We have a commutative diagram of Kan complexes

\[ \xymatrix@R =50pt@C=10pt{ \{ X\} \times _{\operatorname{\mathcal{C}}} \operatorname{\mathcal{C}}_{/g} \ar [rr] \ar [dd] \ar [dr]_{ \iota ^{\mathrm{R}}_{X,g}} & & \{ X\} \times _{\operatorname{\mathcal{C}}} \operatorname{\mathcal{C}}_{/Z} \ar [dd] \ar [dr]_{ \iota _{X,Z}^{\mathrm{R}} } & \\ & \operatorname{Hom}_{\operatorname{\mathcal{C}}}(X,Y,Z) \times _{ \operatorname{Hom}_{\operatorname{\mathcal{C}}}(Y,Z) } \{ g\} \ar [rr] \ar [dd] & & \operatorname{Hom}_{\operatorname{\mathcal{C}}}(X,Z) \ar [dd] \\ \{ \overline{X} \} \times _{\operatorname{\mathcal{D}}} \operatorname{\mathcal{D}}_{ / \overline{g} } \ar [rr] \ar [dr]_{ \iota ^{\mathrm{R}}_{\overline{X}, \overline{g} } } & & \{ \overline{X} \} \times _{\operatorname{\mathcal{D}}} \operatorname{\mathcal{D}}_{/ \overline{Z} } \ar [dr]_{ \iota ^{\mathrm{R}}_{ \overline{X}, \overline{Z} }} & \\ & \operatorname{Hom}_{\operatorname{\mathcal{D}}}( \overline{X}, \overline{Y}, \overline{Z} ) \times _{ \operatorname{Hom}_{\operatorname{\mathcal{D}}}( \overline{Y}, \overline{Z} ) } \{ \overline{g} \} \ar [rr] & & \operatorname{Hom}_{\operatorname{\mathcal{D}}}( \overline{X}, \overline{Z} ), } \]

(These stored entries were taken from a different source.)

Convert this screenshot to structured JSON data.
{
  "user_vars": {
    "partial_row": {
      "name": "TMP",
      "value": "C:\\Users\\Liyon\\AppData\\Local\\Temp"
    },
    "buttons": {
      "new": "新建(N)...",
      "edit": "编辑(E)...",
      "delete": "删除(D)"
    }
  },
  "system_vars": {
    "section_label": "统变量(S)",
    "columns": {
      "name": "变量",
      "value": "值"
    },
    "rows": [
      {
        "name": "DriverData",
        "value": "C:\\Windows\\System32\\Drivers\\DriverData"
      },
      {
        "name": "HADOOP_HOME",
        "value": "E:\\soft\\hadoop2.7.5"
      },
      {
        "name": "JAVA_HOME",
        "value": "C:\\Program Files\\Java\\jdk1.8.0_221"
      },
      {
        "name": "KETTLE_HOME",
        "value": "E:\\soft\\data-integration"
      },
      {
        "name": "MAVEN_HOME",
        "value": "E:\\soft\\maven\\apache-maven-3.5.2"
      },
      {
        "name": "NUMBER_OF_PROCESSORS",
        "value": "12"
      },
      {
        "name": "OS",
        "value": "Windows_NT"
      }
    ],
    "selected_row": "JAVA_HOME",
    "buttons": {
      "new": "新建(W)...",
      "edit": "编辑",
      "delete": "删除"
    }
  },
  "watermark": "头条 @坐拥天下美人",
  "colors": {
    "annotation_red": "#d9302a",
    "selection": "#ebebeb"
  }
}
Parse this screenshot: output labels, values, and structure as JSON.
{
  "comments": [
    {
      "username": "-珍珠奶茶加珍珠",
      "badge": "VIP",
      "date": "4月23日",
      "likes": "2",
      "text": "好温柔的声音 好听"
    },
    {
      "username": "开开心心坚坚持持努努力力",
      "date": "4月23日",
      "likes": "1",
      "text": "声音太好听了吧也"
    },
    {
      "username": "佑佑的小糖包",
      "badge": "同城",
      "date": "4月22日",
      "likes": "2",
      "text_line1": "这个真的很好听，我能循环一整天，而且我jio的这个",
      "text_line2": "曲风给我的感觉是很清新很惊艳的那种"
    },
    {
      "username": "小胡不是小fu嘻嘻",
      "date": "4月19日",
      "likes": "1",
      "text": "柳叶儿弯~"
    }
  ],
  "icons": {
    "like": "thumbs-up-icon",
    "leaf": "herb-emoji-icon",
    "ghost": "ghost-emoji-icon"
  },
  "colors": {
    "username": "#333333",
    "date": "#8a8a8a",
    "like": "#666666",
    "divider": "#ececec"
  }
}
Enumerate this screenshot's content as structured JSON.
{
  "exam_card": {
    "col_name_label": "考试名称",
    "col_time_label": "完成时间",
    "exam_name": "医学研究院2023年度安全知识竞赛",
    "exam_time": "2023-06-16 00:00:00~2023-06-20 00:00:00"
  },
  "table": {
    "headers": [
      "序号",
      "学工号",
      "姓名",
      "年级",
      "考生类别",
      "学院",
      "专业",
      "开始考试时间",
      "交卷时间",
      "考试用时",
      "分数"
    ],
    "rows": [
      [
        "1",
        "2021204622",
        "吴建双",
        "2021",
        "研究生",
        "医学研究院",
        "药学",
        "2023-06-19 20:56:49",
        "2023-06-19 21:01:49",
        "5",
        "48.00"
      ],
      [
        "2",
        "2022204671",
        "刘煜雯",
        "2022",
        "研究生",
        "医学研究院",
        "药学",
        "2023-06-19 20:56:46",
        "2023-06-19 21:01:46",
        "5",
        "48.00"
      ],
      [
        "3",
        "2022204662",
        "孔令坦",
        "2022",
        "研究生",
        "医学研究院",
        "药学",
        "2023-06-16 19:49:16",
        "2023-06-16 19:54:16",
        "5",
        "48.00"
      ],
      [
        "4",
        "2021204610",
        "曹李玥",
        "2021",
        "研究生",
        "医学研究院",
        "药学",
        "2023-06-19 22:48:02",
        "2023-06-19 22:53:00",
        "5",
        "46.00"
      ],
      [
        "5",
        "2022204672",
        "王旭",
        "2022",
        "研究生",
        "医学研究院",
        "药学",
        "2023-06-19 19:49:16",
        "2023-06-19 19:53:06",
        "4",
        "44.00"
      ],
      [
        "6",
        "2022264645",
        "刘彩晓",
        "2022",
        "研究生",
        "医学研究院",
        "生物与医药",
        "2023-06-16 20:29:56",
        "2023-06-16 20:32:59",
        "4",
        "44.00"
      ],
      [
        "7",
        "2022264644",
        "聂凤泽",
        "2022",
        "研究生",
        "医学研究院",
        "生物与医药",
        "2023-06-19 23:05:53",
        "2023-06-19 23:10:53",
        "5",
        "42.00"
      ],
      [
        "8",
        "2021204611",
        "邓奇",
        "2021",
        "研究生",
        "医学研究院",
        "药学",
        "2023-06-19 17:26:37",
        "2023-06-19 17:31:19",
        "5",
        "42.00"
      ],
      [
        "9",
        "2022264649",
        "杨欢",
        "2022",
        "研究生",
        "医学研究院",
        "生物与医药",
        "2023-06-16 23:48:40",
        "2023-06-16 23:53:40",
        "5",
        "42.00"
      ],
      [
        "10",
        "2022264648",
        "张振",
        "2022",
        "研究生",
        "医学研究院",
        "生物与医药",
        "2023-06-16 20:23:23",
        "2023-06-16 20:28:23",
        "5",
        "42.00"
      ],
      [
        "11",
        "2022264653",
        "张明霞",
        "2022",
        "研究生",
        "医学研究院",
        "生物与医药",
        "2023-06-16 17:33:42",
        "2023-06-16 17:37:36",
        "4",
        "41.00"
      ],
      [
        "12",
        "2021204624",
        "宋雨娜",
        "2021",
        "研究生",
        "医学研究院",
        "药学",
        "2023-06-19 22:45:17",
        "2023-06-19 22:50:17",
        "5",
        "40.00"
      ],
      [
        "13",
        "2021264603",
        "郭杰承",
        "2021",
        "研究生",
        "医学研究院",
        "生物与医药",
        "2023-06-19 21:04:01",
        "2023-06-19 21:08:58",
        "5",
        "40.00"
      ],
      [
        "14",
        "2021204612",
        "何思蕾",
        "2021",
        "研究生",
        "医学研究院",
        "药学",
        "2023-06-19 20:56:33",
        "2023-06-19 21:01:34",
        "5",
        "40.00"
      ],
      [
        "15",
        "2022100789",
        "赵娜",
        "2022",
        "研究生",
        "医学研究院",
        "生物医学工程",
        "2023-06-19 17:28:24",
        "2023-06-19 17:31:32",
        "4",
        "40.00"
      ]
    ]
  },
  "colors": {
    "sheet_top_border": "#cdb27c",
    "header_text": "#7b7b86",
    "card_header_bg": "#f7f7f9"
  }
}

where the right-pinch inclusion maps $\iota ^{\mathrm{R}}_{X,Z}$ and $\iota ^{\mathrm{R}}_{\overline{X}, \overline{Z}}$ are homotopy equivalences (Proposition 4.6.5.10). Applying Corollary 3.4.1.12, we conclude that the front face (5.3) is a homotopy pullback square if and only if the back face (5.5) is a homotopy pullback square: that is, if and only if $\theta _{X}$ is a trivial Kan fibration. $\square$